Hype about machine learning’s capabilities has played a part in making researchers accept their results too readily, says Kapoor. The word ‘prediction’ itself is problematic, says Malik, as most prediction is in fact tested retrospectively and has nothing to do with foretelling the future.
Fixing data leakage
Kapoor and Narayanan’s solution to tackle data leakage is for researchers to include with their manuscripts evidence that their models don’t have each of the eight types of leakage. The authors suggest a template for such documentation, which they call ‘model info’ sheets.
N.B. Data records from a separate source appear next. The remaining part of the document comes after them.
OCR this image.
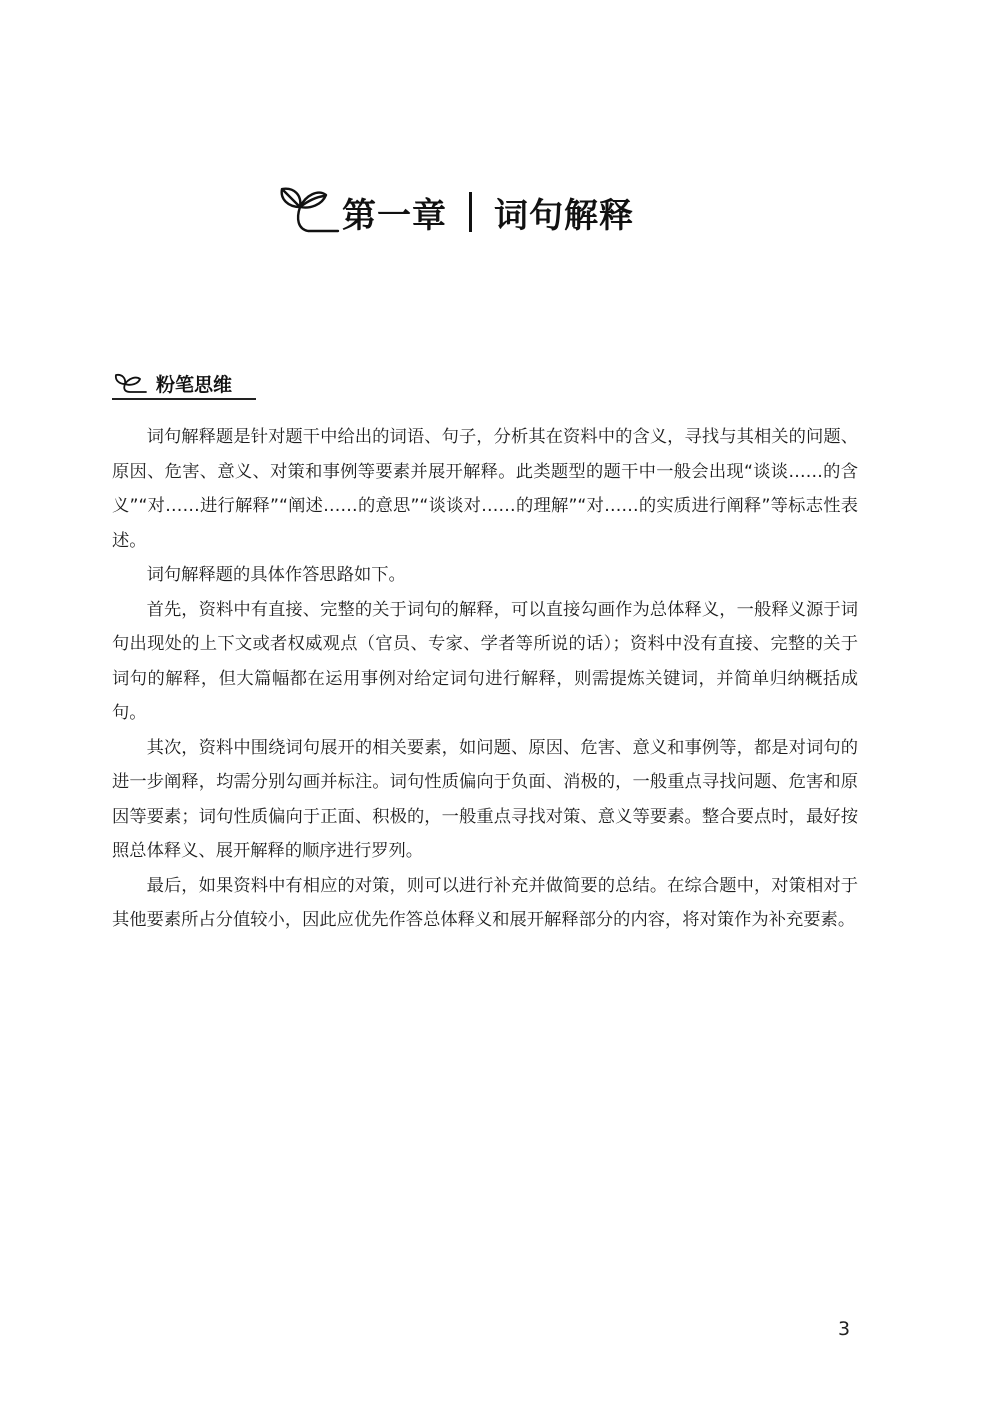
第一章 词句解释
粉笔思维

词句解释题是针对题干中给出的词语、句子，分析其在资料中的含义，寻找与其相关的问题、原因、危害、意义、对策和事例等要素并展开解释。此类题型的题干中一般会出现“谈谈……的含义”“对……进行解释”“阐述……的意思”“谈谈对……的理解”“对……的实质进行阐释”等标志性表述。

词句解释题的具体作答思路如下。

首先，资料中有直接、完整的关于词句的解释，可以直接勾画作为总体释义，一般释义源于词句出现处的上下文或者权威观点（官员、专家、学者等所说的话）；资料中没有直接、完整的关于词句的解释，但大篇幅都在运用事例对给定词句进行解释，则需提炼关键词，并简单归纳概括成句。

其次，资料中围绕词句展开的相关要素，如问题、原因、危害、意义和事例等，都是对词句的进一步阐释，均需分别勾画并标注。词句性质偏向于负面、消极的，一般重点寻找问题、危害和原因等要素；词句性质偏向于正面、积极的，一般重点寻找对策、意义等要素。整合要点时，最好按照总体释义、展开解释的顺序进行罗列。

最后，如果资料中有相应的对策，则可以进行补充并做简要的总结。在综合题中，对策相对于其他要素所占分值较小，因此应优先作答总体释义和展开解释部分的内容，将对策作为补充要素。

3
In the past three years, biomedicine has come far with a similar approach, says Xiao Liu, a clinical ophthalmologist at the University of Birmingham, UK, who has helped to create reporting guidelines for studies that involve AI, for example in screening or diagnosis. In 2019, Liu and her colleagues found that only 5% of more than 20,000 papers using AI for medical imaging were described in enough detail to discern whether they would work in a clinical environment5. Guidelines don’t improve anyone’s models directly, but they “make it really obvious who the people who’ve done it well, and maybe people who haven’t done it well, are”, she says, which is a resource that regulators can tap into.
Collaboration can also help, says Malik. He suggests studies involve both specialists in the relevant discipline and researchers in machine learning, statistics and survey sampling.
Fields in which machine learning finds leads for follow up — such as drug discovery — are likely to benefit hugely from the technology, says Kapoor. But other areas will need more work to show it will be useful, he adds. Although machine learning is still relatively new to many fields, researchers must avoid the kind of crisis in confidence that followed the replication crisis in psychology a decade ago, he says. “The longer we delay it, the bigger the problem will be.”